TaxAI: A Dynamic Economic Simulator and Benchmark for Multi-Agent Reinforcement Learning

The optimization of fiscal policies by governments to stimulate economic growth, ensure social equity and stability, and maximize social welfare has been a subject of significant interest. Simultaneously, individuals keenly observe government policies to optimize their own production and saving strategies.

To simulate this problem, we propose a multi-agent reinforcement learning simulator based on the Bewley-Aiyagari model. Our simulator encompasses various economic activities of governments, households, technology, and financial intermediaries. By integrating reinforcement learning algorithms, it enables the derivation of optimal strategies for governments and individuals while facilitating the study of the relationship between government policies, micro-level household behaviors, and macroeconomic phenomena.

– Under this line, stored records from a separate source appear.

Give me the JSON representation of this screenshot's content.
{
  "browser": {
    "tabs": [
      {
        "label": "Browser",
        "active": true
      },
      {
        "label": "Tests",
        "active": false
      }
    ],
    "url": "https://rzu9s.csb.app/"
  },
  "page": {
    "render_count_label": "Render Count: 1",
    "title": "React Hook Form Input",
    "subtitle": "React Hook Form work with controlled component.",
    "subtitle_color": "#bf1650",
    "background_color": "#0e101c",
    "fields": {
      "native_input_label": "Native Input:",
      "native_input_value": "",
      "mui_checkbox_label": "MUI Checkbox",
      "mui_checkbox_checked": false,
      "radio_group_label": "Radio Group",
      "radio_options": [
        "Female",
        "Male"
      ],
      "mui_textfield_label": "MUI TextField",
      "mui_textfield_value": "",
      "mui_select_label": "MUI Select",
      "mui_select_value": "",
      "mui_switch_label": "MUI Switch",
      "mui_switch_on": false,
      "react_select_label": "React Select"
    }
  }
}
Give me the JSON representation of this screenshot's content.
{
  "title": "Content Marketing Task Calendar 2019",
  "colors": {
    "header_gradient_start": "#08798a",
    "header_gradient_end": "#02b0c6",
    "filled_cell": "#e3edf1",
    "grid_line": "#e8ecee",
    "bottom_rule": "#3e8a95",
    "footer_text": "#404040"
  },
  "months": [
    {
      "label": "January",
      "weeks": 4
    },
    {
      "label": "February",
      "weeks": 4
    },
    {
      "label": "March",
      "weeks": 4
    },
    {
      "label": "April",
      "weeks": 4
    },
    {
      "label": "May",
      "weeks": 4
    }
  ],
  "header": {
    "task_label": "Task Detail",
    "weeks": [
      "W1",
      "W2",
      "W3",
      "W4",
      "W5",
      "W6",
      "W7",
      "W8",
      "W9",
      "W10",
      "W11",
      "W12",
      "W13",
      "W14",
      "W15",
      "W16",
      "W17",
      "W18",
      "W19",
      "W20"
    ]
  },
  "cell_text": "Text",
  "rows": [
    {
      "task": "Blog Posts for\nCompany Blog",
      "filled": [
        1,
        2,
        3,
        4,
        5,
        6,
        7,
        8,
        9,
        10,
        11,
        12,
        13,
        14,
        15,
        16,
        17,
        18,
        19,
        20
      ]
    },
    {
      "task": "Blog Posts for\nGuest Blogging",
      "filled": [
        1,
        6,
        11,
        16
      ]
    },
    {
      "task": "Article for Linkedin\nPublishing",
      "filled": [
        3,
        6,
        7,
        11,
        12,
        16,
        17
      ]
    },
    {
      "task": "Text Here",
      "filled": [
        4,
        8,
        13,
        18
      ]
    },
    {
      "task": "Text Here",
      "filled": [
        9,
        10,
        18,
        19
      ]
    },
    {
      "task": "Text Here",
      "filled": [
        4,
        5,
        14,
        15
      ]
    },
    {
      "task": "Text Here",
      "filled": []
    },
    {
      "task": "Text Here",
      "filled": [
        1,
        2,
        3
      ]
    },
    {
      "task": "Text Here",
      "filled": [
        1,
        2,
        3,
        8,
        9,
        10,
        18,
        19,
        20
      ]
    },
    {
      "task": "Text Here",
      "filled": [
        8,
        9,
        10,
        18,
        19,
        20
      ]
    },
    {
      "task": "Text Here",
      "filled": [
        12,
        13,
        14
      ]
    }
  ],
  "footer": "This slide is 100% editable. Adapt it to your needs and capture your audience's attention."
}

A comparison of MARL simulators for optimal taxation problems

Simulator	AI Economist	RBC Model	TaxAI (ours)
Households' Number	10	100	10000
Tax Schedule	Non-linear	Linear	Non-linear
Tax Type	Income	Income	Income & Wealth & Consumption
Social Roles' Types	2	3	4
Saving Strategy	✖	✔	✔
Heterogenous Agent	✔	✔	✔
Real-data Calibration	✖	✖	✔
Open source	✔	✖	✔
MARL Benchmark	✖	✖	✔

Our paper:

TaxAI: A Dynamic Economic Simulator and Benchmark for Multi-Agent Reinforcement Learning https://arxiv.org/abs/2309.16307

Install

You can use any tool to manage your python environment. Here, we use conda as an example.

Install conda/miniconda.
Build a Python virtual environment.

conda create -n TaxAI python=3.6

Activate the virtual environment

conda activate TaxAI

Clone the repository and install the required dependencies

git clone https://github.com/jidiai/TaxAI.git
cd TaxAI
pip install -r requirements.txt

Execution

After installation, run an example experiment by executing the following command from the home folder:

python run_a_game.py

or run python code as follows:

from env.env_core import economic_society
from omegaconf import OmegaConf

yaml_cfg = OmegaConf.load(f'./cfg/default.yaml')  # get environment parameters
env = economic_society(yaml_cfg.Environment)

# get the action max
gov_action_max = env.government.action_space.high[0]
house_action_max = env.households.action_space.high[0]

# global obs is observed by gov & households; Private obs are observed separately by each household.
global_obs, private_obs = env.reset()

for _ in range(100):
    gov_action = env.government.action_space.sample()
    house_action = env.households.action_space.sample()

    action = {env.government.name: gov_action * gov_action_max,  # gov_action & house_action is in (-1,+1)
              env.households.name: house_action * house_action_max}
    next_global_obs, next_private_obs, gov_reward, house_reward, done = env.step(action)
    print("gov reward:", gov_reward, "\nhouseholds reward:", house_reward)

    if done:
        global_obs, private_obs = env.reset()
env.close()

If users obtain a similar output as follows, it indicates a successful installation of the TaxAI simulator.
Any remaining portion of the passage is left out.